NOTICE OF HIPPA PRIVACY FORMS:
I have read the office's notice of privacy practices.

MISSED APPOINTMENT:
I agree unless my scheduled appointment is cancelled at least 24 hours in advance, that I am liable to pay the broken appointment fee. Please help us serve you better by keeping scheduled appointments.

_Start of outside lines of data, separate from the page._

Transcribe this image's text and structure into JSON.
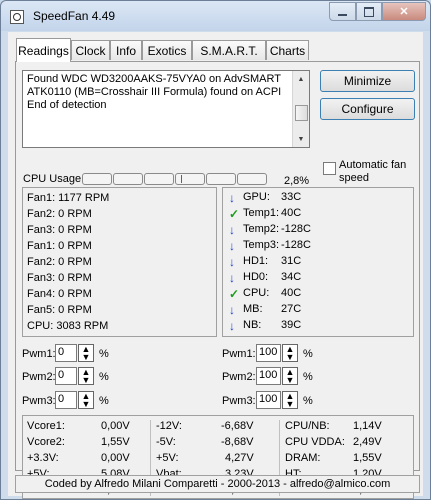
{
  "window": {
    "title": "SpeedFan 4.49"
  },
  "tabs": [
    "Readings",
    "Clock",
    "Info",
    "Exotics",
    "S.M.A.R.T.",
    "Charts"
  ],
  "log": {
    "lines": [
      "Found WDC WD3200AAKS-75VYA0 on AdvSMART",
      "ATK0110 (MB=Crosshair III Formula) found on ACPI",
      "End of detection"
    ]
  },
  "buttons": {
    "minimize": "Minimize",
    "configure": "Configure"
  },
  "auto_fan": {
    "label": "Automatic fan speed",
    "checked": false
  },
  "cpu_usage": {
    "label": "CPU Usage",
    "percent_text": "2,8%",
    "percent": 2.8,
    "segments": 8
  },
  "fans": [
    "Fan1: 1177 RPM",
    "Fan2: 0 RPM",
    "Fan3: 0 RPM",
    "Fan1: 0 RPM",
    "Fan2: 0 RPM",
    "Fan3: 0 RPM",
    "Fan4: 0 RPM",
    "Fan5: 0 RPM",
    "CPU:  3083 RPM"
  ],
  "temps": [
    {
      "label": "GPU:",
      "value": "33C",
      "icon": "arrow-down-icon"
    },
    {
      "label": "Temp1:",
      "value": "40C",
      "icon": "check-icon"
    },
    {
      "label": "Temp2:",
      "value": "-128C",
      "icon": "arrow-down-icon"
    },
    {
      "label": "Temp3:",
      "value": "-128C",
      "icon": "arrow-down-icon"
    },
    {
      "label": "HD1:",
      "value": "31C",
      "icon": "arrow-down-icon"
    },
    {
      "label": "HD0:",
      "value": "34C",
      "icon": "arrow-down-icon"
    },
    {
      "label": "CPU:",
      "value": "40C",
      "icon": "check-icon"
    },
    {
      "label": "MB:",
      "value": "27C",
      "icon": "arrow-down-icon"
    },
    {
      "label": "NB:",
      "value": "39C",
      "icon": "arrow-down-icon"
    }
  ],
  "pwm_left": [
    {
      "label": "Pwm1:",
      "value": "0",
      "unit": "%"
    },
    {
      "label": "Pwm2:",
      "value": "0",
      "unit": "%"
    },
    {
      "label": "Pwm3:",
      "value": "0",
      "unit": "%"
    }
  ],
  "pwm_right": [
    {
      "label": "Pwm1:",
      "value": "100",
      "unit": "%"
    },
    {
      "label": "Pwm2:",
      "value": "100",
      "unit": "%"
    },
    {
      "label": "Pwm3:",
      "value": "100",
      "unit": "%"
    }
  ],
  "voltages": {
    "col1": [
      {
        "label": "Vcore1:",
        "value": "0,00V"
      },
      {
        "label": "Vcore2:",
        "value": "1,55V"
      },
      {
        "label": "+3.3V:",
        "value": "0,00V"
      },
      {
        "label": "+5V:",
        "value": "5,08V"
      },
      {
        "label": "+12V:",
        "value": "3,07V"
      }
    ],
    "col2": [
      {
        "label": "-12V:",
        "value": "-6,68V"
      },
      {
        "label": "-5V:",
        "value": "-8,68V"
      },
      {
        "label": "+5V:",
        "value": "4,27V"
      },
      {
        "label": "Vbat:",
        "value": "3,23V"
      },
      {
        "label": "CPU:",
        "value": "1,21V"
      }
    ],
    "col3": [
      {
        "label": "CPU/NB:",
        "value": "1,14V"
      },
      {
        "label": "CPU VDDA:",
        "value": "2,49V"
      },
      {
        "label": "DRAM:",
        "value": "1,55V"
      },
      {
        "label": "HT:",
        "value": "1,20V"
      },
      {
        "label": "NB:",
        "value": "1,11V"
      }
    ]
  },
  "status": "Coded by Alfredo Milani Comparetti - 2000-2013 - alfredo@almico.com"
}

X-RAY EXAMINATION (FOR FEMALES ONLY):
I am aware that the radiation exposure may be harmful to an unborn child. To the best of my knowledge.
I am not pregnant at the time. I agree to diagnostic x-ray examination as requested by the doctors.

PHOTOGRAPHS AND FILMS:
I further agree to the taking of photographs, films, or other materials showing the condition of my mouth or my treatment for the purpose of documentation, my education or the showing to the public at large or other display of such photographs, films or other materials including dental records, x-rays if necessary for dental, scientific and educational purposes.

THE UNDERSIGNED CERTIFIES THAT HE/SHE HAS READ AND UNDERSTANDS EACH DOCUMENT AND ACCEPTS THESE TERMS.